C’est donc à contrecœur que nous quittons Ubud, mais la curiosité de découvrir les autres aspects de Bali nous prend au ventre au bout d’un moment, ainsi que la passion de la plongée de mes 3 compagnons de voyage. A défaut de nous diriger vers les îles Guilli (dont le nom me plaisait pourtant beaucoup), une destination de plongée réputée mais aléatoire en cette saison des pluies, nous prenons le cap vers Ahmed, un spot de snorkelling recommandé dans notre guide de voyage… mauvais choix, en cette saison une couche d’eau sale s’est accumulée à la surface de la mer et nous cache les jardins coralliens, 2 mètres plus bas.

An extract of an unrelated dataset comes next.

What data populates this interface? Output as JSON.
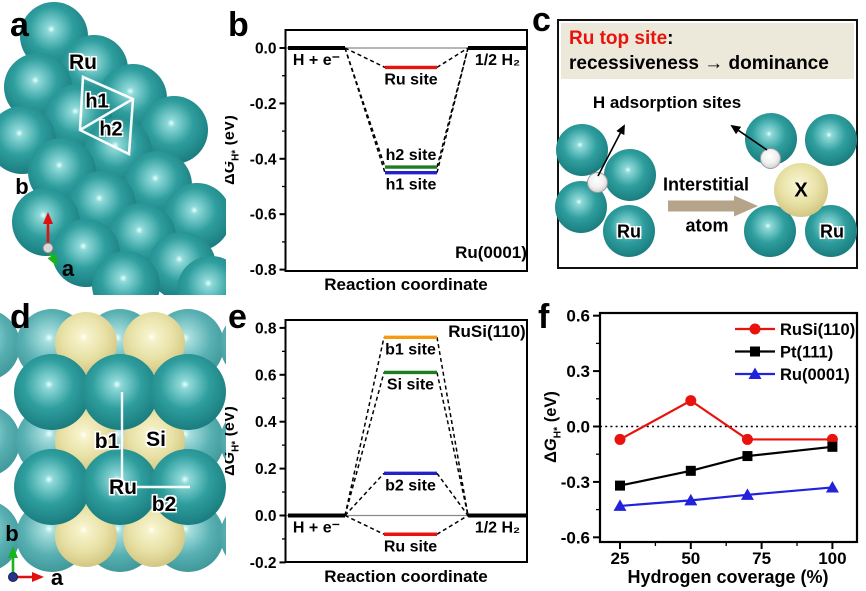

Tout n’est pas perdu, Phil et Serge en profitent pour faire d’intéressantes plongées de jour et de nuit sur une épave japonaise, tandis que Raf et moi profitons de la piscine de notre guesthouse, la plage de sable noir étant moins tentante…

Nous prenons ensuite la route vers le sud de Bali et ses plages touristiques, nous basant à Seminyak dans un magnifique petit hôtel pour la dernière nuit de Raf et Serge… Ressort discret à la déco raffinée, et à la piscine bleu foncée dans un joli petit jardin tropical. Nous en profitons pour passer la soirée à Kuta, la station balnéaire voisine. Kuta est tristement célèbre pour les attentas qui y ont eu lieu en 2002, tuant un peu moins de 200 fêtards dans une boîte de nuit et en blessant 300…. Aujourd’hui, si ce n’est un mémorial érigé à la mémoire des victimes et un souvenir traumatisant pour les patrons des bars et boites avoisinantes, la fête y atteint à nouveau son paroxysme dans les boîtes, cafés karaokés (la cacophonie intégrale, je vous assure, rien à voir avec la pratique du karaoké tellement prise au sérieux an Asie), bars dansants où les cocktails se boivent à la gourde d’un litre (un détail pratique pour danser d’une part, et être vite saoul d’autre part). Loin du noir souvenir de 2002, Kuta revit et est aujourd’hui emportée par un raz-de-marée de jeunes australiens en mal d’alcool, de fêtes et de drogue. En effet, malgré la menace de la peine de mort (appliquée, nationalité étrangère ou non), la drogue y est proposée à tous les coins de rue. On se joint à la fête et on termine au Bounty, la célèbre boîte de nuit balinaise, l'ambiance des boîtes déchire, sauf qu'il faut avouer que par moments, on s’y est senti un peu vieux, trentenaires ou presque parmi les moins de 20 ans :-))))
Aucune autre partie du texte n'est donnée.